By Carroll Smith
The gently rolling hills and fertile creek and river bottoms of Henderson County, Tenn., form the backdrop for several successful grain farms. Stephens Farm is one of them. Gerald Stephens and his father, Wayne, are partners in a corn and soybean no-till rotation enterprise and also run a feeder calf, pre-conditioning and finishing operation.

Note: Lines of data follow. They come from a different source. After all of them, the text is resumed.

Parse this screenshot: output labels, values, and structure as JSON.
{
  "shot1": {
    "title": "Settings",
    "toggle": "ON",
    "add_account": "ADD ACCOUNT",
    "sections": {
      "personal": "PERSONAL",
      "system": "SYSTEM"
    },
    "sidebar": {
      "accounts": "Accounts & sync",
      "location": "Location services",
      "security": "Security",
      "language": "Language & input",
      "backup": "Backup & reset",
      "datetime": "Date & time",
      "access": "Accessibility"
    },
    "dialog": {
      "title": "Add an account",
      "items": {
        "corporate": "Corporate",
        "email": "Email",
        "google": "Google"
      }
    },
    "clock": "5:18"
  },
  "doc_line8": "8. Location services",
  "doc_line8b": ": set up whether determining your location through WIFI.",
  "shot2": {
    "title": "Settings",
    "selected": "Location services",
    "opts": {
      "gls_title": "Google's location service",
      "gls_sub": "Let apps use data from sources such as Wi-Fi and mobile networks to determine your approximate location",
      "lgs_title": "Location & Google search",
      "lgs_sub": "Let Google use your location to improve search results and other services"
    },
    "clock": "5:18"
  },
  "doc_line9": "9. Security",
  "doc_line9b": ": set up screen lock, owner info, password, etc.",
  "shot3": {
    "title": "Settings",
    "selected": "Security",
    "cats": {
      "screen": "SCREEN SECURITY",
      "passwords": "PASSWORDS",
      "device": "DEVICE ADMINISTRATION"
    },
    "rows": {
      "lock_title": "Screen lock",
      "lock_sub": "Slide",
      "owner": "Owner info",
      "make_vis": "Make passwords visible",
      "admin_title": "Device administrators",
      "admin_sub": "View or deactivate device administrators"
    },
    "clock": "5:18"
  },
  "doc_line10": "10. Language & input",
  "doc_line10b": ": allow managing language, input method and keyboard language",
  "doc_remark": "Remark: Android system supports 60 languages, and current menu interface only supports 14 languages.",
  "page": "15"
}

“Corn is a vital part of the rotation on the crop side, but we also use a decent portion of the crop to provide feed and nutrition for our cattle,” Stephens says.
The father-and-son team crop about 2,600 dryland acres, which they have had in a no-till system for about 10 years. They like to keep the acres split 50-50 between corn and beans, although this year because of the extremely wet spring, their corn acreage was lower than normal.
Stephens describes the soil types on the farm as very variable. They farm in creek and river bottoms where there is quite a bit of sand as well as some heavy clays. The Stephens try to plant everything into a cover crop, which creates a heavy residue situation as opposed to other farmers who employ minimum till or lightly work the soil.
“We use cover corps to help retain moisture as well as feed the soil organisms that will translate into nutrition for the crop,” he explains. “We spray all of our corn with a fungicide since we farm in the bottoms and tend to have more disease pressure from the heavy moisture and humidity in the bogs.”
Earworms Not Fond Of New Hybrid
The Stephenses purchase their seed corn from Helena Chemical Co. in Jackson, Tenn., and this year they planted DeKalb hybrid corn exclusively – different hybrids within DeKalb, but strictly DeKalb genetics. Their corn yields typically range from 150 to 200+ bushels per acre.
One of the hybrids they agreed to try on about 40 acres was the new Genuity VT Triple PRO corn. According to Monsanto, “Genuity VT Triple PRO corn provides a broader spectrum of insect control against corn earworm, corn borer and fall armyworm, resulting in higher yield potential and better grain quality.”
To test the efficacy of the VT Triple PRO against earworms, in every field where he planted the new hybrid, he also planted hybrids that did not contain the additional gene to get a true side-by-side comparison.
“You could actually walk out into the field and see that there was no earworm damage on the Triple PRO corn where there was some damage on the other hybrid that was planted right next to it,” Stephens says. “We saved on insecticide cost because we did not spray any insecticide on the Triple PRO corn. There was no reason to because the earworm was not there.
“When the corn earworm comes through the shuck on the other hybrids, the kernels show signs of mold and degradation. Any time you have mold, it will lower the test weight and, ultimately, decrease yields,” he adds. “In fact, in really late-planted corn, earworms can take down yields by 10, 15 or even 25 bushels, depending on when the corn was planted.”
|P O I N T E R S|
What Does New Technology Bring To The Table?
• Dual mode-of-action above-ground insect protection in corn that is stacked with below-ground insect protection and Roundup Ready 2 technology.
• Broader spectrum insect control against corn earworm, corn borer and fall armyworm.
• Adds significant value to Insect Resistance Management.
• Higher yield potential and better grain quality.
Source: Monsanto Company
Tennessee Farm’s Post-Harvest Report
Like many other farmers in the Mid-South, corn harvest on Stephens Farm was affected by excessive rainfall that plagued the region. The Tennessee farmer says as the rain continued, mold continued to be even more of a problem on the corn that had worm damage.
“We harvested our corn at 23 percent moisture and saw a substantial difference in quality between the VT Triple PRO – which was much better – and the other hybrids,” Stephens says. “We also realized a yield increase, but we were particularly impressed with the quality.”
As far as his plans for the 2010 season, Stephens says, “I’m excited about the VT Triple PRO technology and plan to use it on many of our corn acres next year.”